Grassed roadbeds carrying fewer than 20-30 vehicle trips per month usually require only annual roadbed mowing and periodic trimming of encroaching vegetation (Swift, 1988).

  • Remove temporary stream crossings to maintain adequate streamflow (Hynson et al., 1982).

Failure or plugging of abandoned temporary crossing structures can result in greatly increased sedimentation and turbidity in the stream, and channel blowout.

  • Wherever possible, completely close the road to travel and restrict access by unauthorized persons by using gates or other barriers (Haussman and Pruett, 1978).

Where such restrictions are not feasible, traffic should be regulated (Rothwell, 1978).

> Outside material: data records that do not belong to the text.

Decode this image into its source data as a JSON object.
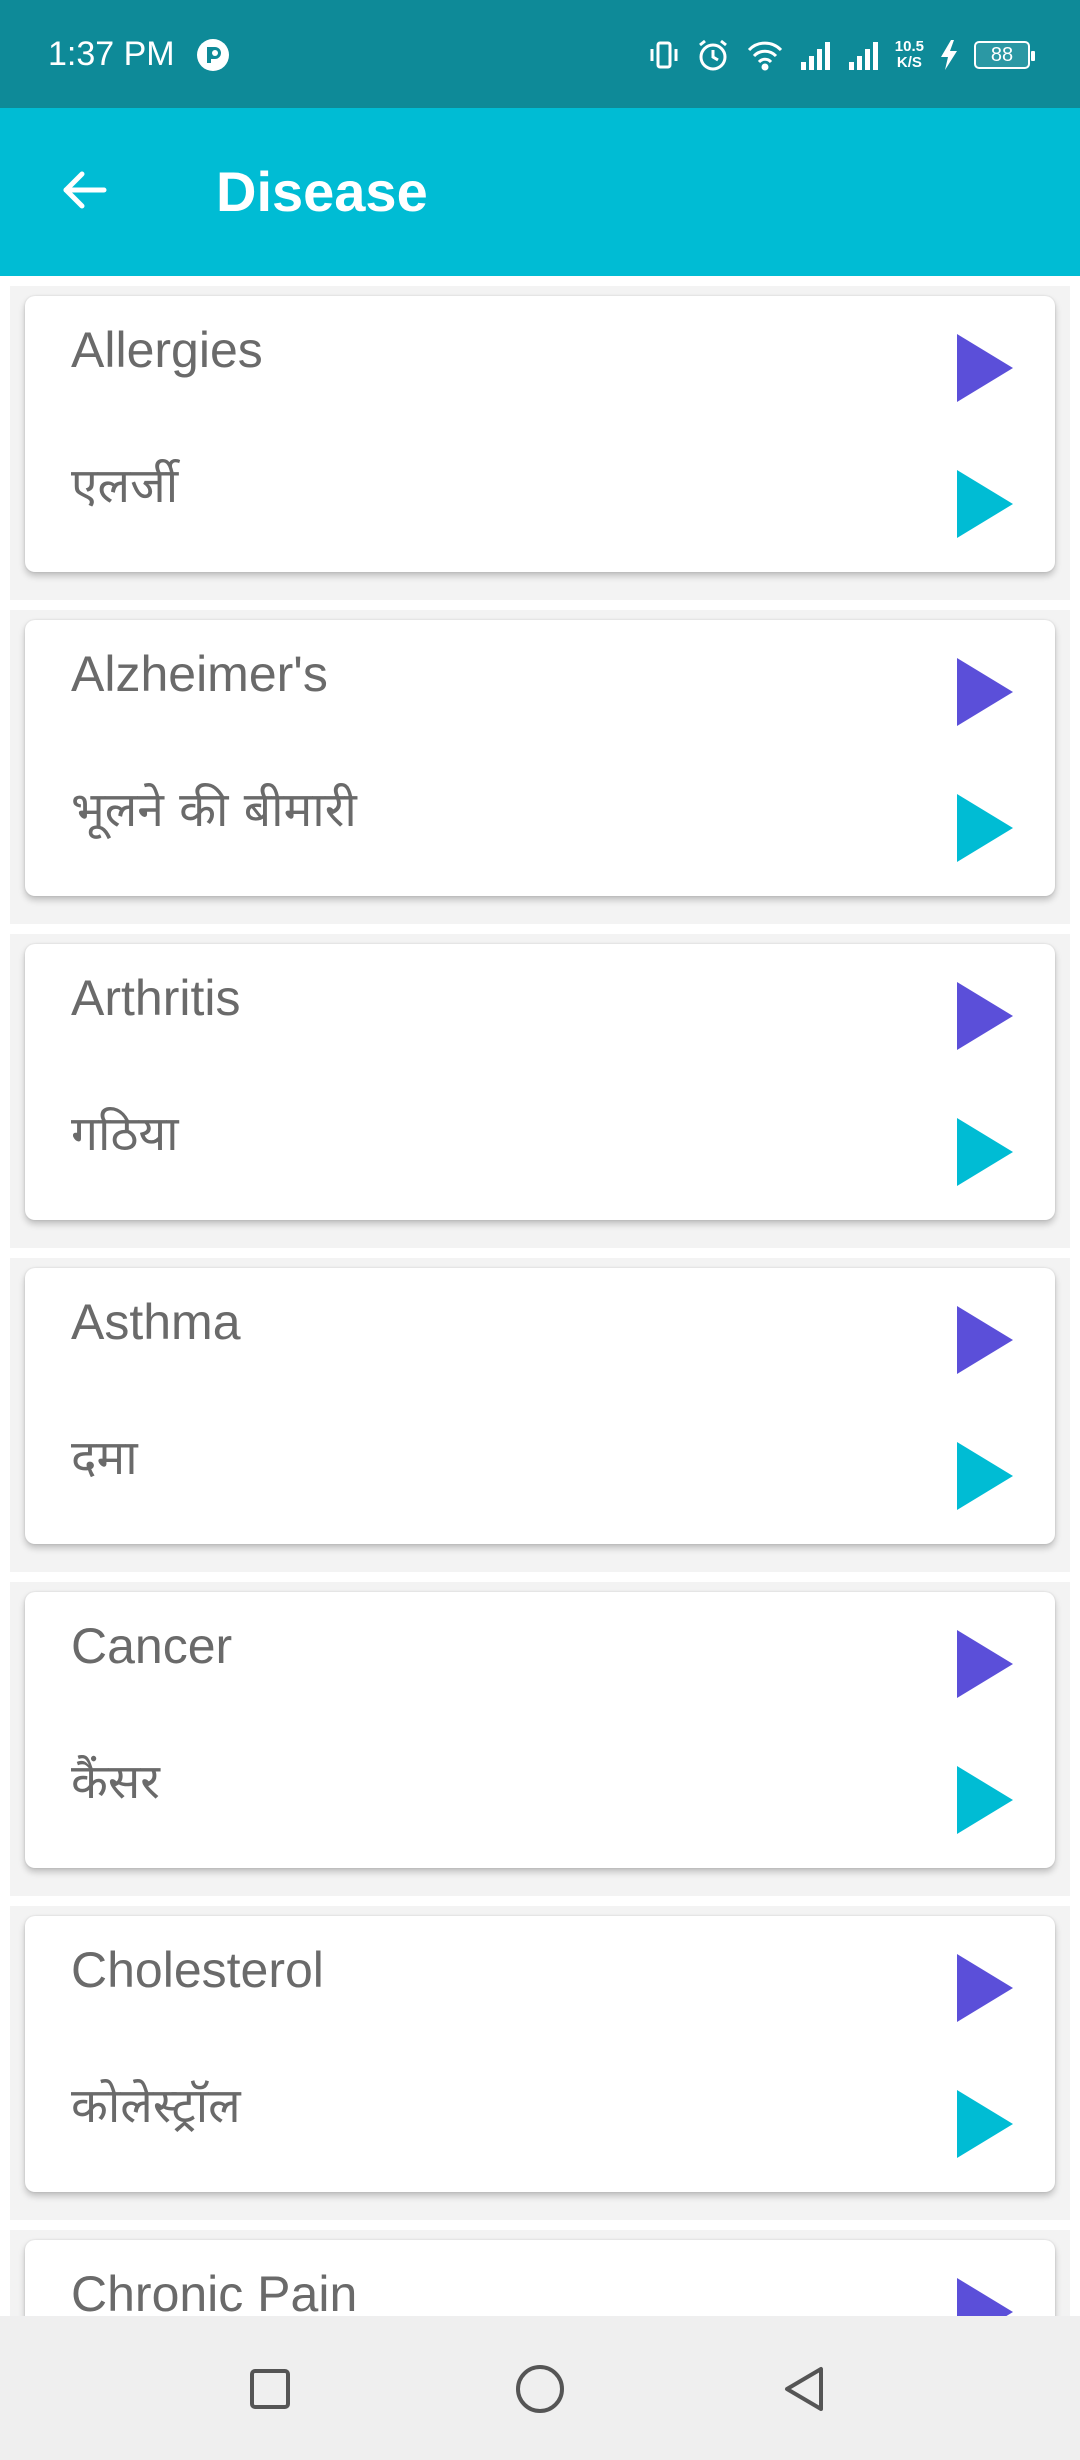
{
  "status_bar": {
    "time": "1:37 PM",
    "net_speed_value": "10.5",
    "net_speed_unit": "K/S",
    "battery_level": "88"
  },
  "app_bar": {
    "title": "Disease",
    "background_color": "#00bcd4"
  },
  "colors": {
    "english_play": "#5b4fd9",
    "hindi_play": "#00bcd4",
    "label_text": "#6a6a6a"
  },
  "diseases": [
    {
      "english": "Allergies",
      "hindi": "एलर्जी"
    },
    {
      "english": "Alzheimer's",
      "hindi": "भूलने की बीमारी"
    },
    {
      "english": "Arthritis",
      "hindi": "गठिया"
    },
    {
      "english": "Asthma",
      "hindi": "दमा"
    },
    {
      "english": "Cancer",
      "hindi": "कैंसर"
    },
    {
      "english": "Cholesterol",
      "hindi": "कोलेस्ट्रॉल"
    },
    {
      "english": "Chronic Pain",
      "hindi": ""
    }
  ],
  "icons": {
    "back": "arrow-left-icon",
    "play": "play-triangle-icon",
    "nav_recents": "square-icon",
    "nav_home": "circle-icon",
    "nav_back": "triangle-back-icon"
  }
}
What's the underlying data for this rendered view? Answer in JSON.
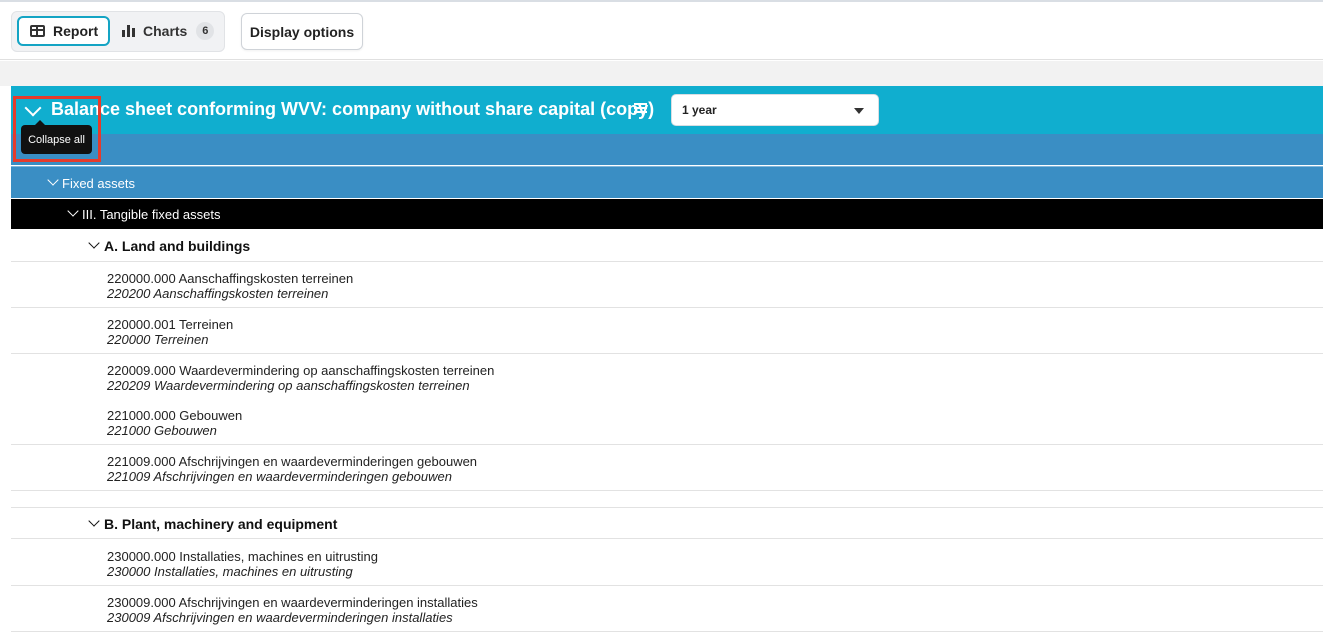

Install or regrade water bars on roads that will be closed to vehicle traffic and that lack an adequate system of broad-based dips (Kochenderfer, 1970).

Water bars will help to minimize the volume of water flowing over exposed areas and remove water to areas where it will not cause erosion. Water bar spacing depends on soil type and slope. Table 3-34 contains suggested guidelines for water bar spacing. Water should flow off the water bar onto rocks, slash, vegetation, duff, or other less erodible material and should never be diverted directly to streams or bare areas (Oregon Department of Forestry, 1979a). Outslope closed road surfaces to disperse runoff and prevent closed roads from routing water to streams.

  • Revegetate to provide erosion control and stabilize the road surface and banks.

Refer to Revegetation of Disturbed Areas management measure for a more detailed discussion.

  • Replace open-top culverts with cross drains (water bars, dips, or ditches) to control and divert runoff from road surfaces (Rothwell, 1978; Haussman and Pruett, 1978).

Open-top culverts are for temporary drainage of ongoing operations. It is important to replace them with more permanent drainage structures to ensure adequate drainage and reduce erosion potential prior to establishment of vegetation on the roadbed.

  • Periodically inspect closed roads to ensure that vegetational stabilization measures are operating as planned and that drainage structures are operational (Hynson et al., 1982; Rothwell, 1978). Conduct reseeding and drainage structure maintenance as needed.